Having taken an early 2-0 lead through Mohamed Salah and Naby Keita, Klopp’s side were pegged back by an Antoine Griezmann double before half-time.
Griezmann was sent off after the break to give Liverpool a numerical advantage and Salah’s penalty put them ahead with 12 minutes to go.
But it still required a reversal of his decision to award Atletico a spot-kick by referee Daniel Siebert after reviewing the pitchside monitor for the visitors to make it three wins from three in Group B.
“We still had to defend with all we had because even with 10 men they were quite intense to play,” said Klopp.
“But the dirty three points are very often the most important, and they were dirty tonight of course.
“It was not our best football but we got them and that’s a big step.
“When these two teams face each other then some drama I would say is guaranteed. Both teams are proper fighting units, are used to fighting for the things they want to reach.
“The story of the game is a special one because you don’t very often go 2-0 up against Atletico after 13 minutes.
“The human brain can be your biggest enemy. We misunderstood that situation completely: we wanted to control the game in the wrong way, we played in the wrong spaces and obviously gave two cheap goals away.
“I told the boys at half-time, it’s really positive because we know much more now than we knew before the game about them, we just have to use the right spaces.
“That’s what we tried to do, but then obviously the game got even more dramatic because of the decisions and the things that happened.”

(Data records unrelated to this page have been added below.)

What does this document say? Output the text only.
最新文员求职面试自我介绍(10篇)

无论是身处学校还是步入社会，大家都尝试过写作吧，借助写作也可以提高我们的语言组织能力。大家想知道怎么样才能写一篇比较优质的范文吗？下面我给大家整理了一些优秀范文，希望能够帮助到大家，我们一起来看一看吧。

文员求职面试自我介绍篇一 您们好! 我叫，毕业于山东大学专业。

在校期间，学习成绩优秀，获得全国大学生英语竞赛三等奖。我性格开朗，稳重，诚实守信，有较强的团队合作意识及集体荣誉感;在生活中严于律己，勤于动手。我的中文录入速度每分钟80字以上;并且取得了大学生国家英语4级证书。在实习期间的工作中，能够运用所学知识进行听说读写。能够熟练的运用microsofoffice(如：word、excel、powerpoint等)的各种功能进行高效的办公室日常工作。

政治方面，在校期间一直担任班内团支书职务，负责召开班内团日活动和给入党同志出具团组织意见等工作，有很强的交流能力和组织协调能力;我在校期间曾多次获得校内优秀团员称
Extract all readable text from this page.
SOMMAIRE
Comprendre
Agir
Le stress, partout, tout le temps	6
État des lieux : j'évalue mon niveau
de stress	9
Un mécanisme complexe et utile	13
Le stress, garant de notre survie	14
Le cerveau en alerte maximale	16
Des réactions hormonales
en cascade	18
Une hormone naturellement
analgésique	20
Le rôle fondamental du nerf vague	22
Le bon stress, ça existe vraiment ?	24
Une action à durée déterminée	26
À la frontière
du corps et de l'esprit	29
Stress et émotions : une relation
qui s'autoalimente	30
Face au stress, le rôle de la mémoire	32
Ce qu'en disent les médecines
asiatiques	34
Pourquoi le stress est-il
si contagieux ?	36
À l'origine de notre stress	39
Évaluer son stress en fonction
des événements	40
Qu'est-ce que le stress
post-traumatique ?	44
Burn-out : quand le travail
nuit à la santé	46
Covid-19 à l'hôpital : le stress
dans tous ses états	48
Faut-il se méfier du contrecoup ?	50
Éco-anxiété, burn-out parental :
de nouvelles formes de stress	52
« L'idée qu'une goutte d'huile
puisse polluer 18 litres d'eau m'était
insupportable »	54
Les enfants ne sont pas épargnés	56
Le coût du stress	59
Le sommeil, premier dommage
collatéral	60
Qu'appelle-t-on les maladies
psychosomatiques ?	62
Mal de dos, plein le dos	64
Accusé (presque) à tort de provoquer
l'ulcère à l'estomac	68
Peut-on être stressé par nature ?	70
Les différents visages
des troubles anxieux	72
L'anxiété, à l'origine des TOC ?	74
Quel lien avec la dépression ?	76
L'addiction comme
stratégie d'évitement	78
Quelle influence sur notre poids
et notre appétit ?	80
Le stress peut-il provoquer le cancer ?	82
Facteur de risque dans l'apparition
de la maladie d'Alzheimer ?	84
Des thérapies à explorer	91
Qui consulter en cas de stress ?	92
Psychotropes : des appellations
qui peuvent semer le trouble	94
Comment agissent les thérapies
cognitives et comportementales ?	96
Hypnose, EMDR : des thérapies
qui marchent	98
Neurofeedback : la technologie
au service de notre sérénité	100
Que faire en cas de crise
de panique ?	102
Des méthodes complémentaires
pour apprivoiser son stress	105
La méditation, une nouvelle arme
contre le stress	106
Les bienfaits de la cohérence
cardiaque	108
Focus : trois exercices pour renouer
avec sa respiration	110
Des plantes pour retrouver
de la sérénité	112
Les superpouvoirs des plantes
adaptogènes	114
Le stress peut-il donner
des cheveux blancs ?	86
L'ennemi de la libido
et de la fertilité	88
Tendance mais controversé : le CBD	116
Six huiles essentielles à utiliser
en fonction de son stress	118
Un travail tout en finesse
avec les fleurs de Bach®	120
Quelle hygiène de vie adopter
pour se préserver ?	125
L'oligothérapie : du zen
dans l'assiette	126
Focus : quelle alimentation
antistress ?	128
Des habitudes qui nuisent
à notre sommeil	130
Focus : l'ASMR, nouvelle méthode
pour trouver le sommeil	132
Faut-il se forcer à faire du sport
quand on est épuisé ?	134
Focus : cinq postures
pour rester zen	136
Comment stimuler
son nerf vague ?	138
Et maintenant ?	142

Victory not only gave Liverpool a five-point lead in their group, with them able to secure qualification next time out at home to Atletico, but extended their unbeaten run to 21 matches in all competitions, their longest sequence without defeat since a run of 24 from January to May 1989.
Salah’s two goals took him to 31 in the Champions League for the club, passing Steven Gerrard’s record to become the Reds’ leading scorer in Europe’s premier competition.
By taking his tally to 12 in 11 matches the Egypt international also set another record, becoming the first Liverpool player to score in nine consecutive matches.
Griezmann’s sending-off and the overturned penalty were the final straw for Atleti boss Diego Simeone who ran down the tunnel at the end without shaking hands – much to Klopp’s initial annoyance.
However, by the time he arrived at his post-match press conference the German had a more rounded view of the incident.
“I wanted to shake his and, he was running off. I could have turned around but I was as emotional as he was,” said Klopp.
“I don’t think he did anything wrong and I am not overly happy with my reaction but that’s not too bad as well.
“We didn’t speak during the game but we were calm in most situations in a very intense game.
“But next time we see each other, we will definitely shake hands.”
Simeone saw enough in the performance to take some positives from the game but that did not take away the pain of defeat.
“I’m not happy, because I’m happy when I win, even if I play badly,” he said.
“We had clear chances against Liverpool. I don’t know if Liverpool have defended like this before.”
On the games contentious incidents which got him so animated on the touchline, he added: “On the field I can get angry, complain, but I accept the decisions.
“I don’t think it (Griezmann’s red card) hurt us. The referee did very well.”